Селдон от неожиданности вздрогнул. Капелька говорила так, словно рассуждала о психоистории, а на самом деле речь шла всего-навсего о продукции микрофермы в небольшом тренторианском секторе. А ведь он сам всё время мыслил грандиозными масштабами — никак не меньше Галактической Империи.
Неизвестно почему немного обидевшись, словно речь и впрямь шла о его работе, Селдон проговорил:
— Наверняка не всё непредсказуемо. Есть силы, которые правят всеми нами и обо всех нас заботятся.
Капелька резко остановилась, обернулась и удивлённо, не мигая, взглянула ему в глаза.
— Что? — спросила она.
Селдон принялся неловко объяснять:
— Понимаешь… вот мы говорим о вирусах, мутациях… Это ведь все явления природные и подчиняются, следовательно, законам природы. Ничего сверхъестественного тут нет, верно? Всё, что не повинуется законам природы, тут не учитывается. А ведь именно оно может управлять самими законами.
Капелька не отрываясь смотрела на Селдона — так, словно он вдруг заговорил на чужом языке, каком-нибудь древнем, забытом диалекте.
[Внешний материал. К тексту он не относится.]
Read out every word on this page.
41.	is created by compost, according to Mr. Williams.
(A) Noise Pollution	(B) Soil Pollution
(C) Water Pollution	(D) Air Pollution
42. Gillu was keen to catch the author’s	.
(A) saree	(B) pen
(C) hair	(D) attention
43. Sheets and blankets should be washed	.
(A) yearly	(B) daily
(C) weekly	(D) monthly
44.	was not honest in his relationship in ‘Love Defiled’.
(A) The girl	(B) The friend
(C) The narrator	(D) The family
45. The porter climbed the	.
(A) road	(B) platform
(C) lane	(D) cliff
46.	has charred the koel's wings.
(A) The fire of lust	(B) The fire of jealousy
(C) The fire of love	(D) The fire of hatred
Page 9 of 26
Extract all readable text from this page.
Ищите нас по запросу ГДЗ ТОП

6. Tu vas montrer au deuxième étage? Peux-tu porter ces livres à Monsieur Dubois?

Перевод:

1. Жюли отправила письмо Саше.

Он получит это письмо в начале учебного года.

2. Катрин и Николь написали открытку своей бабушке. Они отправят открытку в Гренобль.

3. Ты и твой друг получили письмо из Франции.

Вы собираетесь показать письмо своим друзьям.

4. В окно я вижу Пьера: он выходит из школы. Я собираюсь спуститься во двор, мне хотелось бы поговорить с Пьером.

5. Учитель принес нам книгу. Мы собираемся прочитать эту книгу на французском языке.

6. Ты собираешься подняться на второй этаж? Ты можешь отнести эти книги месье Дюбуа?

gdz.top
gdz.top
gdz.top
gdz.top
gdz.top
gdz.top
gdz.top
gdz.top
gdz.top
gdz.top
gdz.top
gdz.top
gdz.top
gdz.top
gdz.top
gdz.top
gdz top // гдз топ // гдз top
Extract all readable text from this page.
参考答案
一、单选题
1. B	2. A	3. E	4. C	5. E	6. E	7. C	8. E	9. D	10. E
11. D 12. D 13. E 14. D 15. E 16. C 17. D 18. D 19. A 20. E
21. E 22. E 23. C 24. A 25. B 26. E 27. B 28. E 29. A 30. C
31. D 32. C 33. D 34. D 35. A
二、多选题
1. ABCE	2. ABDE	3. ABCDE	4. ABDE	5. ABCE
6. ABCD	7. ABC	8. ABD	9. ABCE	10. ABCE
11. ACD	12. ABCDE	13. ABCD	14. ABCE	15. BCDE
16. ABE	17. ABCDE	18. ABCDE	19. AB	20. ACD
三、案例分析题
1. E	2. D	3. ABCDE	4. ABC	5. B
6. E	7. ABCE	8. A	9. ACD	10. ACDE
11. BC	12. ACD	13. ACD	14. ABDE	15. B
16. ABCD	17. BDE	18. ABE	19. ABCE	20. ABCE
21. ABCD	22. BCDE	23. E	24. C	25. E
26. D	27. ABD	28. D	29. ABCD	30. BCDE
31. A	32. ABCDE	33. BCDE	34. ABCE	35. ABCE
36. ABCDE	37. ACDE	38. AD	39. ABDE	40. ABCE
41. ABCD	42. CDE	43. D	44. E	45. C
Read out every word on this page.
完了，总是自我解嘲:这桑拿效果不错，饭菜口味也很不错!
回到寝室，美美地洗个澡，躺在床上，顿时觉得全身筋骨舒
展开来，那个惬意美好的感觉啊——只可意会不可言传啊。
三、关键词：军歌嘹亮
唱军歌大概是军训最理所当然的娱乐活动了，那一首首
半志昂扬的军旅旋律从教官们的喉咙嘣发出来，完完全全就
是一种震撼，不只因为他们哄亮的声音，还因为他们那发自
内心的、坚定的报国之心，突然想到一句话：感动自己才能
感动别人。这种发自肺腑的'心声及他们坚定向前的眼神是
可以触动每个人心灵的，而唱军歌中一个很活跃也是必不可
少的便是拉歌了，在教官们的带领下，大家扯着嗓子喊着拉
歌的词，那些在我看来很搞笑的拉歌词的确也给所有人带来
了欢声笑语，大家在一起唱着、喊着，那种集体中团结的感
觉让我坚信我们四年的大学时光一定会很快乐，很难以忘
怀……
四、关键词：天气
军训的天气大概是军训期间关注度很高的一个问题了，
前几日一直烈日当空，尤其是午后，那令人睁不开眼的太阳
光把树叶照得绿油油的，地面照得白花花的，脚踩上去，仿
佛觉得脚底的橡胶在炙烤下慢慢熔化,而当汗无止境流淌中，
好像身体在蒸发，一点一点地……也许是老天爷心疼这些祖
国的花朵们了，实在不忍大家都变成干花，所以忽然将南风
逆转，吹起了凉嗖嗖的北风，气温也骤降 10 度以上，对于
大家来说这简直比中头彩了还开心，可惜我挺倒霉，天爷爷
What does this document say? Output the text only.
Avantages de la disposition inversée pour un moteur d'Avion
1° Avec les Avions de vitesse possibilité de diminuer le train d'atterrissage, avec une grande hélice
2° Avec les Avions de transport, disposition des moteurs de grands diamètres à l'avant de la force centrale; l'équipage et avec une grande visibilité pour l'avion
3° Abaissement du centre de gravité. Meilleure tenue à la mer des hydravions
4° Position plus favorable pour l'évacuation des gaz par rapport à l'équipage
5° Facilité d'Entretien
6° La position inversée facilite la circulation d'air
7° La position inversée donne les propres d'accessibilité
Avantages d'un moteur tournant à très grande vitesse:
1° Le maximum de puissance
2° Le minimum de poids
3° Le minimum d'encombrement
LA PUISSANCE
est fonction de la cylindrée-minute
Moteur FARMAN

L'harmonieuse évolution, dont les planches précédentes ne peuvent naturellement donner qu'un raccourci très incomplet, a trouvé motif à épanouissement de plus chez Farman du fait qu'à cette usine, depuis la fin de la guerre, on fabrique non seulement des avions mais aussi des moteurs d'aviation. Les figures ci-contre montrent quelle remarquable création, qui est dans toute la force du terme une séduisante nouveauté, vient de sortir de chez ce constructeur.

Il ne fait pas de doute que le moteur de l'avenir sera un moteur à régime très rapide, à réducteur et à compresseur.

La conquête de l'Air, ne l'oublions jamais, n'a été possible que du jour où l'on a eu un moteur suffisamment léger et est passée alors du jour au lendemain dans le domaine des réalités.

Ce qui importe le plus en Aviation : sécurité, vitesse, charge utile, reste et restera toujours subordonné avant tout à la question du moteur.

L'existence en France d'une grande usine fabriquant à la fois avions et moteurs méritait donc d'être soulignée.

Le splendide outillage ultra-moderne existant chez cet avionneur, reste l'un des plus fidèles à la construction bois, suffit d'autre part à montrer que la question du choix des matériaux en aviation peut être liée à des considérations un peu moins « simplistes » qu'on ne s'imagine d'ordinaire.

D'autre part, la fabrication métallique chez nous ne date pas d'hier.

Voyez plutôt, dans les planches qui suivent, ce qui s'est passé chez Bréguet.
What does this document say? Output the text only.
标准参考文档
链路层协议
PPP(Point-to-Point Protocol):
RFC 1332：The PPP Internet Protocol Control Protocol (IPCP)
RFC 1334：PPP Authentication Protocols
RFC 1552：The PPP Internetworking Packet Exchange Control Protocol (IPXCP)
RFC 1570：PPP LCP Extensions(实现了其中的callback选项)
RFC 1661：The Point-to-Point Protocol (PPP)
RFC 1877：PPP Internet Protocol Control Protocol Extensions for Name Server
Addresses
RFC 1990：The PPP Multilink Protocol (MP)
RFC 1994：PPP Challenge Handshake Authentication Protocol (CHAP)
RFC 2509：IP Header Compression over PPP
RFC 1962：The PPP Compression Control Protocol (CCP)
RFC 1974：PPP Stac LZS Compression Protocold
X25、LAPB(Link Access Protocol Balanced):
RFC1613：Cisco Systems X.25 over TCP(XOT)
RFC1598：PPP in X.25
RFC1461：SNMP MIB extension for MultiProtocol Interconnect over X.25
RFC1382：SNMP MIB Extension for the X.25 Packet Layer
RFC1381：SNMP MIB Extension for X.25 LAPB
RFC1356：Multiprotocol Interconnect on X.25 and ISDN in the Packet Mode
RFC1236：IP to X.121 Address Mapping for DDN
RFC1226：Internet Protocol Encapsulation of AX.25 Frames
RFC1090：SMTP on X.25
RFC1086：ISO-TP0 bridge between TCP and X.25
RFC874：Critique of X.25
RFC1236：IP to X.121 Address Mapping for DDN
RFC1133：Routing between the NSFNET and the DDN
— Что? — ещё раз спросила она.
Селдон, запинаясь, продолжил свою мысль, путаясь в незнакомых, непривычных словах:
— Нужно обращаться к чему-то великому, какому-то высшему духу, какому-то — просто и не знаю, как назвать.
Она вполголоса проговорила:
— Я так и думала. Только не сразу поверила, что ты об этом говоришь. Ты судишь нас за то, что у нас есть религия. Почему же ты не сказал прямо? Почему избегал этого слова?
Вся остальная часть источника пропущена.